Good bootstrap memory usually includes:

  • source records for README files, package manifests, agent guidance, product docs, or stable external references recorded by an agent.
  • synthesis records for product intent, feature map, roadmap, architecture, conventions, agent guidance, and repeated workflows.
  • Atomic decision, constraint, fact, gotcha, workflow, question, note, or concept objects only when a precise durable claim is useful.

Do not invent product features from weak signals. Source-backed memory is much easier to trust and repair later.
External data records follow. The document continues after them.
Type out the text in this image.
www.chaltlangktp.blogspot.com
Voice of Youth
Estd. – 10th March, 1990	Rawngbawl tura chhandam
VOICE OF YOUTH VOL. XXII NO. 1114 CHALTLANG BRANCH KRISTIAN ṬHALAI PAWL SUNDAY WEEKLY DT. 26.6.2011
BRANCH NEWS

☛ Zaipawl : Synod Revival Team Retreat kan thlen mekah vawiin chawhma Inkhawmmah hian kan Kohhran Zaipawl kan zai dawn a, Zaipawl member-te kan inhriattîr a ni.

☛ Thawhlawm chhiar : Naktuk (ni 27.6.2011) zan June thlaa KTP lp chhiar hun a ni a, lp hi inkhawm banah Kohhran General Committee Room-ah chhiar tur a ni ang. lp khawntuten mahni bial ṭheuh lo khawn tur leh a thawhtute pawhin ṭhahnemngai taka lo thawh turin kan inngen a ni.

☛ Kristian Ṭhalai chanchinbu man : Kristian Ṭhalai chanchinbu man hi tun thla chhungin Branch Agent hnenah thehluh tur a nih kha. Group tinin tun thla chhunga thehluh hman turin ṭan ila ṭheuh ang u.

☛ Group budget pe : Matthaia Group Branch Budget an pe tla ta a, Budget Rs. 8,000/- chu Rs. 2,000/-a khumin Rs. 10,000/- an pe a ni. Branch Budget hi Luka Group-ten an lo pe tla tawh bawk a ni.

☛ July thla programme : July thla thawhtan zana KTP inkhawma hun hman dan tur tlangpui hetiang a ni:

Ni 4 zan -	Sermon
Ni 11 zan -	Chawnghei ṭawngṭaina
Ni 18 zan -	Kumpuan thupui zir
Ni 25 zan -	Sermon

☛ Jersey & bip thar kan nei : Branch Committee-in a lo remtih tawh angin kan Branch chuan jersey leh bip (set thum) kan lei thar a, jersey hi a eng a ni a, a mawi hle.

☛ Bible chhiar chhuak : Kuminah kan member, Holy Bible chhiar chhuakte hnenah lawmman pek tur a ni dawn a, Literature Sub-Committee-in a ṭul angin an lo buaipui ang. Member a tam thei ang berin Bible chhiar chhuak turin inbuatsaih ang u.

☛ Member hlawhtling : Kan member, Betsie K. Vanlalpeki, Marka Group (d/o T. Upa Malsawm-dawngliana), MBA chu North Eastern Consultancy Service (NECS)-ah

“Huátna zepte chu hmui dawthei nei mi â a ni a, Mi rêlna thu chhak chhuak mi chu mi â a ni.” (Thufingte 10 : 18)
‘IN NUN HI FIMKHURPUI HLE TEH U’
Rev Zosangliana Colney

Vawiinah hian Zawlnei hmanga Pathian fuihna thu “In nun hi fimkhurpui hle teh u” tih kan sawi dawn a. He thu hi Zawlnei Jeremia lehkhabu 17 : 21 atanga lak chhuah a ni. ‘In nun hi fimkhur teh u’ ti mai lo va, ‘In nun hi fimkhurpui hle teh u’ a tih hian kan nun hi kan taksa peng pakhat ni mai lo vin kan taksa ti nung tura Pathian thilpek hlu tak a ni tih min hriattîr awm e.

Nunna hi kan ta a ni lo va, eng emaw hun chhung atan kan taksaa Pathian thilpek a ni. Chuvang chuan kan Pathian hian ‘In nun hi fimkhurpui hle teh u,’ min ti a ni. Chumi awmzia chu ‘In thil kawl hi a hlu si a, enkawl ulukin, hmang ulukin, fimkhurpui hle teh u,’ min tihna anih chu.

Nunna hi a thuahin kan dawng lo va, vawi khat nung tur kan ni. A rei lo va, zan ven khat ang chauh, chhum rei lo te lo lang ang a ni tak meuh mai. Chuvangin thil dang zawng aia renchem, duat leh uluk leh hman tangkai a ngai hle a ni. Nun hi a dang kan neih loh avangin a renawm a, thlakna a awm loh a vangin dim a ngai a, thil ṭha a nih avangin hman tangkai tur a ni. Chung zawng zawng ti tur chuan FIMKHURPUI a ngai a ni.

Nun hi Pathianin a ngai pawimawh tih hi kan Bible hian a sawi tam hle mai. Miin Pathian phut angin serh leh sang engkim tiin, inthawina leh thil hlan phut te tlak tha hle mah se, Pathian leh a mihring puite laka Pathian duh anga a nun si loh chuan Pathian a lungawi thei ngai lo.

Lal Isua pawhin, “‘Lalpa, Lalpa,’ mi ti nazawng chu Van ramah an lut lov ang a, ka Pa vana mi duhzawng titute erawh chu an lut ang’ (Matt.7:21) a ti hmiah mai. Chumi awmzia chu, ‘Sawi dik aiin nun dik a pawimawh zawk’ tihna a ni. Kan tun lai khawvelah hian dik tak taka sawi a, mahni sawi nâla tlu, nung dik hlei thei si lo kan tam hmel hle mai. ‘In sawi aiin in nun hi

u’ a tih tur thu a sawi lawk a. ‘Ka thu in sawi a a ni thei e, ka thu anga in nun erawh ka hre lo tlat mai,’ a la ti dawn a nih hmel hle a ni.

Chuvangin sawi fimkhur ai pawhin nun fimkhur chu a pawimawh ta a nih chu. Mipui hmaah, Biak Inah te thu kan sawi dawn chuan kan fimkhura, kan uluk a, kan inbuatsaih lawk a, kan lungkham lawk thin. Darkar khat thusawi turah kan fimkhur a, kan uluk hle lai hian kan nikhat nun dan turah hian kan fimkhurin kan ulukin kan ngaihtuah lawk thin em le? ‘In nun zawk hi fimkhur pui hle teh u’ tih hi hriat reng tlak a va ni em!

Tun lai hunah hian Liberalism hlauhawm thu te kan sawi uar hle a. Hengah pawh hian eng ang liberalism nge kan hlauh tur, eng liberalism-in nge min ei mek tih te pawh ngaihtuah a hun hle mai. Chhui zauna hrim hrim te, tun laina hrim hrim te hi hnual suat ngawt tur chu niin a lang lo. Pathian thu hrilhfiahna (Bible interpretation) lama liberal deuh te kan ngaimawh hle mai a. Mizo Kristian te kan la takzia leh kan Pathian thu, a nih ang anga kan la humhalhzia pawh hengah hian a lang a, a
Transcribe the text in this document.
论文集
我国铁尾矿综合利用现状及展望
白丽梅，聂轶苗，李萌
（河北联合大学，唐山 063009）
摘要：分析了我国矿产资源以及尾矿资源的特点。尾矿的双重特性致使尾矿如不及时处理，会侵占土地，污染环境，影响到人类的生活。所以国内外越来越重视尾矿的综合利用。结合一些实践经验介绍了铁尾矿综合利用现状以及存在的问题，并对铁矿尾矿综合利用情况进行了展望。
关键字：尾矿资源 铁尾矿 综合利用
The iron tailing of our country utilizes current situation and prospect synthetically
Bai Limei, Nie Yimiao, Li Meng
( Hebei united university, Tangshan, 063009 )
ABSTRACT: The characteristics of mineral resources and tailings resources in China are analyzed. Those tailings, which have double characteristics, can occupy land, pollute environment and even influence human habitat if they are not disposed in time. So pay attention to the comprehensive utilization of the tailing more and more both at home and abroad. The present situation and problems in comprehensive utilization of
Save durable project knowledge, not task diaries.

Good candidates:

  • product intent that explains why the app exists
  • capabilities and feature boundaries
  • architecture decisions and constraints
  • setup, release, migration, or debugging workflows
  • gotchas and repeated failure modes
  • current conventions that affect future edits
  • open questions that block safe implementation
  • source records for user-stated durable context

Bad candidates:

  • “I edited three files and tests passed”
  • guesses that are not supported by code, docs, or the user
  • secrets, tokens, credentials, private keys, or sensitive raw logs
  • temporary implementation notes with no future value

At the end of meaningful work, ask for a read-only save/no-save packet when useful:

Terminal window
aictx suggest --after-task "change auth routes" --json

When current code changes are already present:

Terminal window
aictx suggest --from-diff --json

When memory feels noisy or contradictory:

Terminal window
aictx audit --json
aictx stale
aictx graph <id>

Failure and correction are useful signals. If loaded memory contradicted current code, tests, docs, or the user request, repair the old memory. Update it, mark it stale, supersede it, or delete it instead of piling on a duplicate.

The CLI is the default interface for routine memory work. MCP is available when the agent client has launched and connected to aictx-mcp.

MCP exposes exactly load_memory, search_memory, inspect_memory, save_memory_patch, and diff_memory. Setup, maintenance, recovery, export, registry, viewer, docs, suggest, audit, stale, and graph workflows are CLI-only in v1. These CLI-only commands are part of the v1 integration model rather than MCP parity gaps.

Local MCP is the near-term integration path for local agent harnesses. Remote MCP, hosted sync, cloud auth, cloud hosting, and ChatGPT App SDK UI are future work. Future ChatGPT-compatible search/fetch names are adapter aliases over search and inspect behavior, not local MCP tool names.